Jetzt meine Frage, kann mir jemand helfen, komme dabei nicht ganz mit.

Ich würde gerne eine Grafik am 22.08.2011 um 14:00 Uhr anzeigen lassen.

Wie müsste dieser Code aussehen? Wäre total froh wenn mir jemand diesen Code so einstellen könnte damit ich Ihn danach als Vorlage benutzen kann.

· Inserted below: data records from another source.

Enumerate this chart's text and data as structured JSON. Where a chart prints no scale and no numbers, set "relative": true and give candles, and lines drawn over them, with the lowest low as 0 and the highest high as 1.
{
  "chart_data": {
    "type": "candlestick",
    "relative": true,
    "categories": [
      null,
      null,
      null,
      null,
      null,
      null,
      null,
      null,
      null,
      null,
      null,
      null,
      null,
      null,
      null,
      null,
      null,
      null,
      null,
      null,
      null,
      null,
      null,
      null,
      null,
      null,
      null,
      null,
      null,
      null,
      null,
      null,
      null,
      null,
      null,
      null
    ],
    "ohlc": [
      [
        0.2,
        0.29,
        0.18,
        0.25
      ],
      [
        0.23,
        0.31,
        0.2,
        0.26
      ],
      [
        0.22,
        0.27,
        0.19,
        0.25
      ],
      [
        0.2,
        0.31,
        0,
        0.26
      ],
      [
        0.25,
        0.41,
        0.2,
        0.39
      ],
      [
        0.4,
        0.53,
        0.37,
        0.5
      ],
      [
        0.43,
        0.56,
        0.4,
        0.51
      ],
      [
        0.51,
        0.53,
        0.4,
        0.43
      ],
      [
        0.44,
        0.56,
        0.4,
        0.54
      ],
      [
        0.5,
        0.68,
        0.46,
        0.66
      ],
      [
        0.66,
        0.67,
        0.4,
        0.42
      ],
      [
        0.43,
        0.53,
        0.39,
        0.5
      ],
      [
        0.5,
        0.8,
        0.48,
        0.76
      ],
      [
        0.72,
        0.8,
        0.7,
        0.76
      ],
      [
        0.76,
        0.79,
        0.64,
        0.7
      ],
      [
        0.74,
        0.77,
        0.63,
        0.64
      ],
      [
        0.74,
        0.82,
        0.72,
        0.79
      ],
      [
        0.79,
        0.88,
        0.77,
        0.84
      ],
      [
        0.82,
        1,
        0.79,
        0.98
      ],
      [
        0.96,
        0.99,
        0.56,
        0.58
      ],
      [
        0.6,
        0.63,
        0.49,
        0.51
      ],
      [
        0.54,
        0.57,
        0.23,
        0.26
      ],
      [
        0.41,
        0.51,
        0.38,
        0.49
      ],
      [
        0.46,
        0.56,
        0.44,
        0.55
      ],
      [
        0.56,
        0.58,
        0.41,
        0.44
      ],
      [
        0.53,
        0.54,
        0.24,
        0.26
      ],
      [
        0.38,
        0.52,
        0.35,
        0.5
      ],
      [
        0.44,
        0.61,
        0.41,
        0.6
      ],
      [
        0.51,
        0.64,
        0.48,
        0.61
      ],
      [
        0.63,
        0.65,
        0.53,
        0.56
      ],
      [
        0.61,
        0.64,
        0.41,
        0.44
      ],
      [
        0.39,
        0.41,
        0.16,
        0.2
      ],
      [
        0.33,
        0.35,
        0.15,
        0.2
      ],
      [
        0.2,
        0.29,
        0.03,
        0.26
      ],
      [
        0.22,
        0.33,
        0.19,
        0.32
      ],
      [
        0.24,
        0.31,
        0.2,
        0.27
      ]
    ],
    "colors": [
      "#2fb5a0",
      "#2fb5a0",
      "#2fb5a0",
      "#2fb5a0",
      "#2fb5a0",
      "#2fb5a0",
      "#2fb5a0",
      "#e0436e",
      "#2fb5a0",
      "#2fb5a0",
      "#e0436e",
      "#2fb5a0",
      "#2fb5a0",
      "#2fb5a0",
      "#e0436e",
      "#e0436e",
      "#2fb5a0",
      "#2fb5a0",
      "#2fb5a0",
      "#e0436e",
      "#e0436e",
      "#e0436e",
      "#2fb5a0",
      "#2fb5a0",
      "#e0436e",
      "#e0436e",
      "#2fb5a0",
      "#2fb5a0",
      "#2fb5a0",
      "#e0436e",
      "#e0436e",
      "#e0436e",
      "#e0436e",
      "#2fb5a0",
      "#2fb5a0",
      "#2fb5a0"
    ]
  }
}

Vergebe natürlich auch den Dankeschöön Button 

Grüsse Lukas


----------



## njans (21. Aug 2011)

*hust* Das ist JavaScript, nicht Java  
Nun ist die Frage: Willst du ne Lösung in JavaScript oder in Java haben?


----------



## RadioWave (21. Aug 2011)

njans hat gesagt.:


> *hust* Das ist JavaScript, nicht Java
> Nun ist die Frage: Willst du ne Lösung in JavaScript oder in Java haben?



genau das ist der JavaScript Code, suche aber jetzt eine Lösung mit der gleichen Funktion mit Java


----------



## Cola_Colin (21. Aug 2011)

Und wo soll das Bild auftauchen ?


----------



## RadioWave (21. Aug 2011)

Cola_Colin hat gesagt.:


> Und wo soll das Bild auftauchen ?



Am besten auf der Frontseite unserer Homepage


----------



## Marcinek (21. Aug 2011)

Ihr habt einen Webserver, der Java Server Pages darstellen kann?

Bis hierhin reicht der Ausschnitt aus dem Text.